On the outskirts of the haunted wood we dismounted, fastening the horses to two pines. The Italian we gagged and bound across the brown mare's saddle. Then, as noiselessly as Indians, we entered the wood.

Once within it, it was as though the sun had suddenly sunk from the heavens. The pines, of magnificent height and girth, were so closely set that far overhead, where the branches began, was a heavy roof of foliage, impervious to the sunshine, brooding, dark and sullen as a thundercloud, over the cavernous world beneath. There was no undergrowth, no clinging vines, no bloom, no color; only the dark, innumerable tree trunks and the purplish-brown, scented, and slippery earth. The air was heavy, cold, and still, like cave air; the silence as blank and awful as the silence beneath the earth.

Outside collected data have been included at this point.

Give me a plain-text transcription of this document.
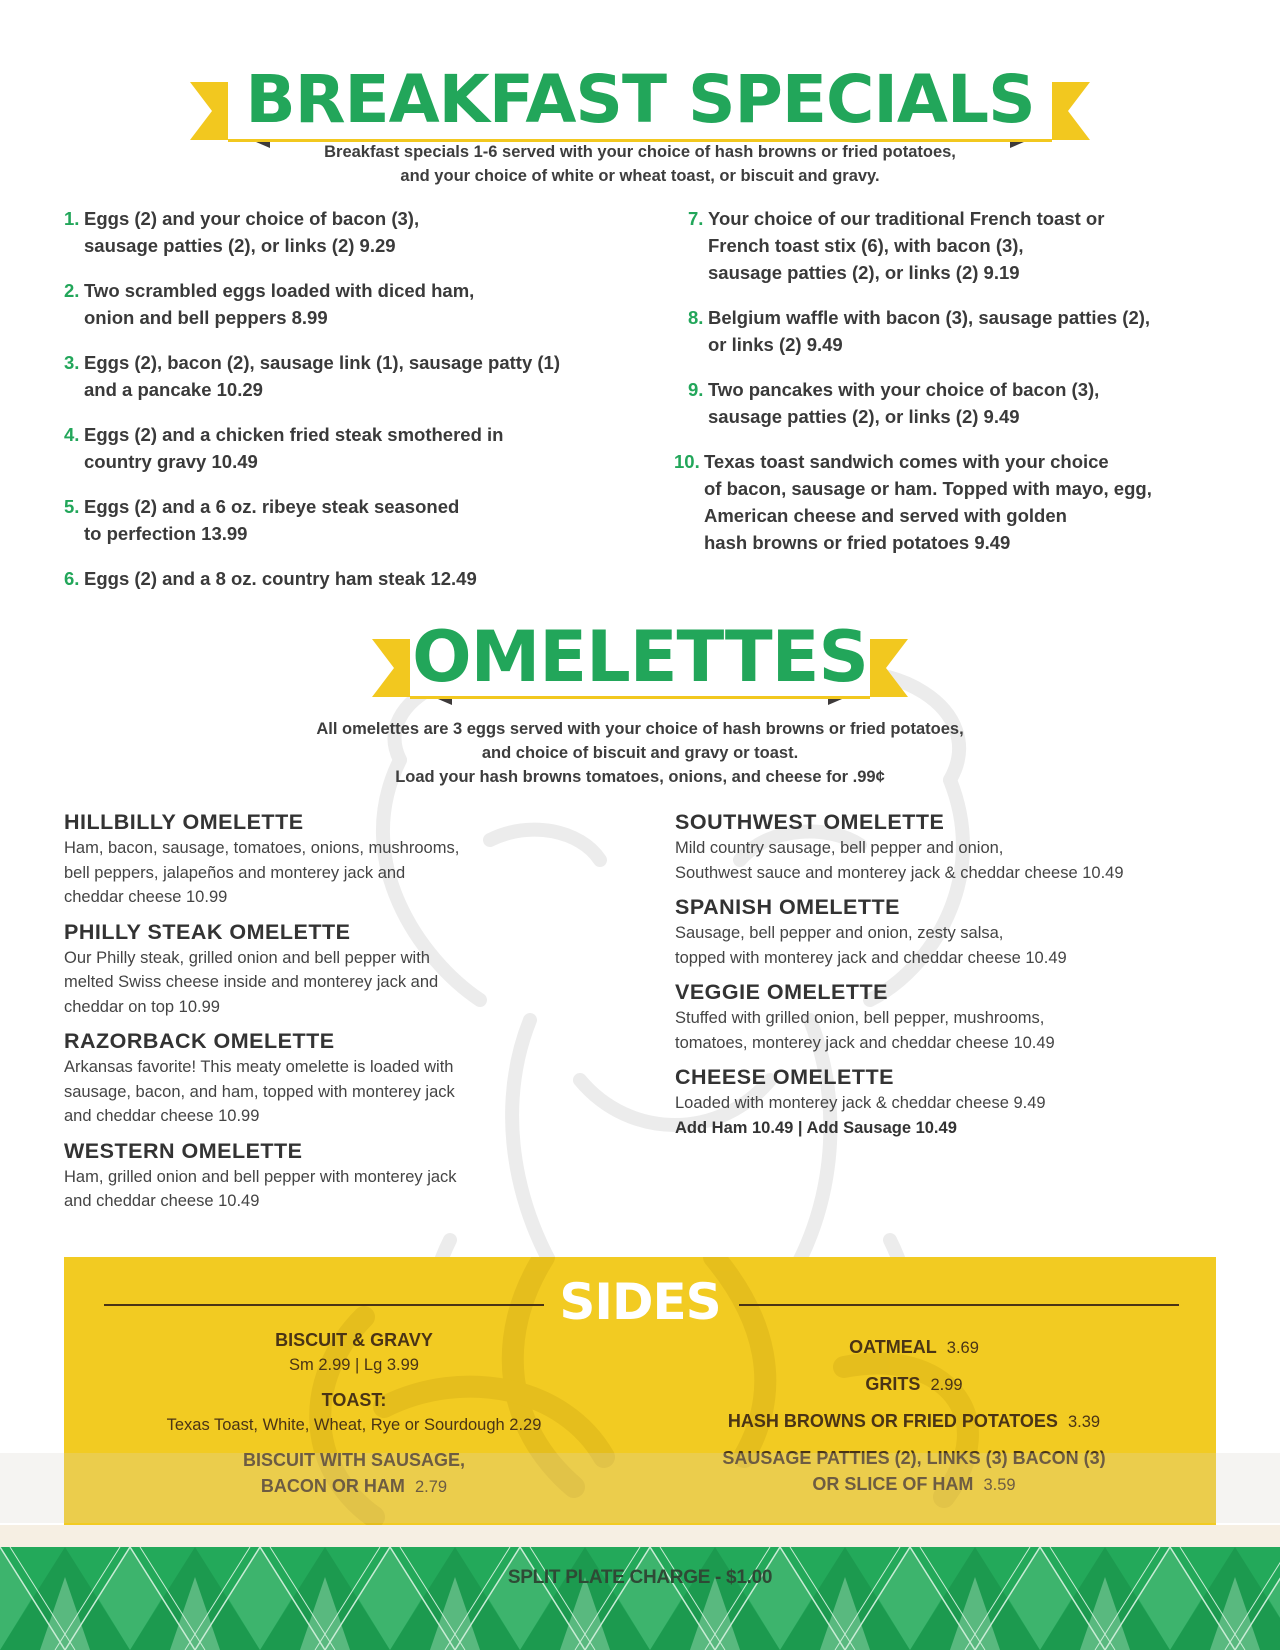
BREAKFAST SPECIALS
Breakfast specials 1-6 served with your choice of hash browns or fried potatoes,
and your choice of white or wheat toast, or biscuit and gravy.
1. Eggs (2) and your choice of bacon (3),
sausage patties (2), or links (2) 9.29
2. Two scrambled eggs loaded with diced ham,
onion and bell peppers 8.99
3. Eggs (2), bacon (2), sausage link (1), sausage patty (1)
and a pancake 10.29
4. Eggs (2) and a chicken fried steak smothered in
country gravy 10.49
5. Eggs (2) and a 6 oz. ribeye steak seasoned
to perfection 13.99
6. Eggs (2) and a 8 oz. country ham steak 12.49
7. Your choice of our traditional French toast or
French toast stix (6), with bacon (3),
sausage patties (2), or links (2) 9.19
8. Belgium waffle with bacon (3), sausage patties (2),
or links (2) 9.49
9. Two pancakes with your choice of bacon (3),
sausage patties (2), or links (2) 9.49
10. Texas toast sandwich comes with your choice
of bacon, sausage or ham. Topped with mayo, egg,
American cheese and served with golden
hash browns or fried potatoes 9.49
OMELETTES
All omelettes are 3 eggs served with your choice of hash browns or fried potatoes,
and choice of biscuit and gravy or toast.
Load your hash browns tomatoes, onions, and cheese for .99¢
HILLBILLY OMELETTE
Ham, bacon, sausage, tomatoes, onions, mushrooms,
bell peppers, jalapeños and monterey jack and
cheddar cheese 10.99
PHILLY STEAK OMELETTE
Our Philly steak, grilled onion and bell pepper with
melted Swiss cheese inside and monterey jack and
cheddar on top 10.99
RAZORBACK OMELETTE
Arkansas favorite! This meaty omelette is loaded with
sausage, bacon, and ham, topped with monterey jack
and cheddar cheese 10.99
WESTERN OMELETTE
Ham, grilled onion and bell pepper with monterey jack
and cheddar cheese 10.49
SOUTHWEST OMELETTE
Mild country sausage, bell pepper and onion,
Southwest sauce and monterey jack & cheddar cheese 10.49
SPANISH OMELETTE
Sausage, bell pepper and onion, zesty salsa,
topped with monterey jack and cheddar cheese 10.49
VEGGIE OMELETTE
Stuffed with grilled onion, bell pepper, mushrooms,
tomatoes, monterey jack and cheddar cheese 10.49
CHEESE OMELETTE
Loaded with monterey jack & cheddar cheese 9.49
Add Ham 10.49 | Add Sausage 10.49
SIDES
BISCUIT & GRAVY
Sm 2.99 | Lg 3.99
TOAST:
Texas Toast, White, Wheat, Rye or Sourdough 2.29
BISCUIT WITH SAUSAGE,
BACON OR HAM 2.79
OATMEAL 3.69
GRITS 2.99
HASH BROWNS OR FRIED POTATOES 3.39
SAUSAGE PATTIES (2), LINKS (3) BACON (3)
OR SLICE OF HAM 3.59
SPLIT PLATE CHARGE - $1.00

The minister and I stole through the dusk, and for a long time heard nothing but our own breathing and the beating of our hearts. But coming to a sluggish stream, as quiet as the wood through which it crept, and following its slow windings, we at last heard a voice, and in the distance made out dark forms sitting on the earth beside that sombre water. We went on with caution, gliding from tree to tree and making no noise. In the cheerless silence of that place any sound would have shattered the stillness like a pistol shot.

Presently we came to a halt, and, ourselves hidden by a giant trunk, looked out on stealers and stolen. They were gathered on the bank of the stream, waiting for the boat from the Santa Teresa. The lady whom we sought lay like a fallen flower on the dark ground beneath a pine. She did not move, and her eyes were shut. At her head crouched the negress, her white garments showing ghostlike through the gloom. Beneath the next tree sat Diccon, his hands tied behind him, and around him my Lord Carnal's four knaves. It was Diccon's voice that we had heard. He was still speaking, and now we could distinguish the words.

"So Sir Thomas chains him there," he said,--"right there to that tree under which you are sitting, Jacky Bonhomme." Jacques incontinently shifted his position. "He chains him there, with one chain around his neck, one around his waist, and one around his ankles. Then he sticks me a bodkin through his tongue." A groan of admiration from his audience. "Then they dig, before his very eyes, a grave,--shallow enough they make it, too,--and they put into it, uncoffined, with only a long white shroud upon him, the man he murdered. Then they cover the grave. You're sitting on it now, you other Jacky."